Un pédocriminel de l’Ohio inaugure la loi contre les deepfakes intimes

L’histoire est sordide, le contexte est politique, et la condamnation est une première. James Strahler II, 37 ans, de l’Ohio, a plaidé coupable mardi pour cyberharcèlement, production de représentations obscènes d’abus sexuels sur enfants, et publication de faux numériques. Derrière ce jargon juridique, il y a une réalité : des images explicites, réelles et générées par IA, utilisées pour harceler. Et c’est cette dernière charge qui fait de lui un cas d’école, puisque le Department of Justice en fait le premier individu condamné sous la loi Take It Down Act, adoptée sous l’administration Trump en 2025.

La loi, pour ceux qui n’ont pas suivi les débats parlementaires entre deux tweets présidentiels, interdit la publication en ligne non consensuelle de représentations visuelles intimes et de faux générés par IA. Autrement dit, elle cible explicitement les deepfakes pornographiques et les images truquées utilisées pour nuire. Dans le cas de Strahler, les « faux numériques » incluent des contenus générés par IA, faisant de cette affaire un test pour la nouvelle législation.

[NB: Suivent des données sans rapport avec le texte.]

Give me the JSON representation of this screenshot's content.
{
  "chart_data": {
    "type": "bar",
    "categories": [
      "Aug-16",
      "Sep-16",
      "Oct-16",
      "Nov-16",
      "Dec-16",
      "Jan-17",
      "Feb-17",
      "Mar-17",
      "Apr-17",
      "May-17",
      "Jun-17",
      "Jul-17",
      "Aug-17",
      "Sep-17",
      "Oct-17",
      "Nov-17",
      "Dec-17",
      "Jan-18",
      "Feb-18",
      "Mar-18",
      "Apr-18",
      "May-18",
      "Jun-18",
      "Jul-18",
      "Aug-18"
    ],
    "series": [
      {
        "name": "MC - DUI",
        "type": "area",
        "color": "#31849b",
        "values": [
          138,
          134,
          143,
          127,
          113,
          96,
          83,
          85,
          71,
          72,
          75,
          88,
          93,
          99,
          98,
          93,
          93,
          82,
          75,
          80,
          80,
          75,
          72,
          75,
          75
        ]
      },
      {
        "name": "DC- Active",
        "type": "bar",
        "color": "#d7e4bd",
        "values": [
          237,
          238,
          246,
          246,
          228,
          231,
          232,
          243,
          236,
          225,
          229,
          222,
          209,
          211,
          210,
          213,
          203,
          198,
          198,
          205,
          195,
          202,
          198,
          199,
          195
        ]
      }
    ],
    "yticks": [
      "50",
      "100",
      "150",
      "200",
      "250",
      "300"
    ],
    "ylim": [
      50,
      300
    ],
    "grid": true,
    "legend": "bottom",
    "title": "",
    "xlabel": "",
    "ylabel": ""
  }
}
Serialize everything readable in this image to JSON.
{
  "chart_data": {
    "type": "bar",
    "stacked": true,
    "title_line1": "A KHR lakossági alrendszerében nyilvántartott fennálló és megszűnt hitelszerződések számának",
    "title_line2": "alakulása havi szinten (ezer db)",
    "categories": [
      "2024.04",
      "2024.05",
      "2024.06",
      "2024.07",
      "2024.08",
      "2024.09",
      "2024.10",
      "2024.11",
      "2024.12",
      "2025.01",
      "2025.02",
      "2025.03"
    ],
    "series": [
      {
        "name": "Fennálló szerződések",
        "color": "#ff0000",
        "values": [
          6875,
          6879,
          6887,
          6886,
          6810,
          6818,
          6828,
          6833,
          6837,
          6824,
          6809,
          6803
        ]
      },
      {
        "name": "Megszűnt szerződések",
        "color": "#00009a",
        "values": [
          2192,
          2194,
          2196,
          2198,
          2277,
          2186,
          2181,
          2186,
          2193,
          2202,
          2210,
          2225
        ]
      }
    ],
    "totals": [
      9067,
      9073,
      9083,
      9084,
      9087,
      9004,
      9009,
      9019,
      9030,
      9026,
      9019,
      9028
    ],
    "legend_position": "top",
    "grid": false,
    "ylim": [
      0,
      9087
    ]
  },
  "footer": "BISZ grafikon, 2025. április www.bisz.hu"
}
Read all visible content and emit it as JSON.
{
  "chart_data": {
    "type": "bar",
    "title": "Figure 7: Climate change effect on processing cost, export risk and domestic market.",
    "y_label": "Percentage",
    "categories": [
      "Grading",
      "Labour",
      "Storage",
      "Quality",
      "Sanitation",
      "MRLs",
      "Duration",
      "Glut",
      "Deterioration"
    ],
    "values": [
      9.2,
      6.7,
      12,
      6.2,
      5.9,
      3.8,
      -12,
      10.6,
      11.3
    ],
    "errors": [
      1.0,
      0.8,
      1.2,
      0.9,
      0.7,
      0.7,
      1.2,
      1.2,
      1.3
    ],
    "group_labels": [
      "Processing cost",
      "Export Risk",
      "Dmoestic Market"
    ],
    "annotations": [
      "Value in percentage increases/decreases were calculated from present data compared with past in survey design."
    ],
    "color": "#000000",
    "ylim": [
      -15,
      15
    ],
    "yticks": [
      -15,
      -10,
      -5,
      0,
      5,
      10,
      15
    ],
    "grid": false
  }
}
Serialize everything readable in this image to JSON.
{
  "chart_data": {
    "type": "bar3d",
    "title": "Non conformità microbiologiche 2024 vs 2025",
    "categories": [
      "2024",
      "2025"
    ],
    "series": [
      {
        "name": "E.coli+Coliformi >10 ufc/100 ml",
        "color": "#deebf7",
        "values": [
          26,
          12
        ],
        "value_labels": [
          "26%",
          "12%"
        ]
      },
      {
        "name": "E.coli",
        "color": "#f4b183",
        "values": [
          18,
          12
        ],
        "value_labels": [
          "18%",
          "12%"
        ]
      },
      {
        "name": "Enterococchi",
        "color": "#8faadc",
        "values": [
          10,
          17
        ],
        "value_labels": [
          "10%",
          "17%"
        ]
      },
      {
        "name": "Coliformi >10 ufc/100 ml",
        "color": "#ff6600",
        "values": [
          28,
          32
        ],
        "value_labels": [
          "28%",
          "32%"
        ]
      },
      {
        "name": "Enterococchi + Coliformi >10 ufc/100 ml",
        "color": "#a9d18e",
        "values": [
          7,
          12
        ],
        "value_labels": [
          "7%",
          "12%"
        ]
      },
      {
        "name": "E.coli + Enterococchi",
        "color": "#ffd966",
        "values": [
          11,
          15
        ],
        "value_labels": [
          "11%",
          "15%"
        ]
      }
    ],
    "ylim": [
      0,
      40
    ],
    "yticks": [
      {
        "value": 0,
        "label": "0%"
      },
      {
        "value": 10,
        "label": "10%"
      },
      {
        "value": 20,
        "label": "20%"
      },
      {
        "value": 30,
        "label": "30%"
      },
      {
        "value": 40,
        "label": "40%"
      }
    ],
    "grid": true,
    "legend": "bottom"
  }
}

Mais ne t’y trompe pas : ce n’est pas une simple histoire de deepfakes. Les charges incluent aussi la production d’images réelles d’abus sexuels sur enfants, ce qui place Strahler dans la catégorie des pédocriminels, pas juste des trolls numériques. Le DoJ semble vouloir marquer le coup en associant les deux, probablement pour montrer que la loi peut frapper fort là où la technologie aggrave les crimes existants.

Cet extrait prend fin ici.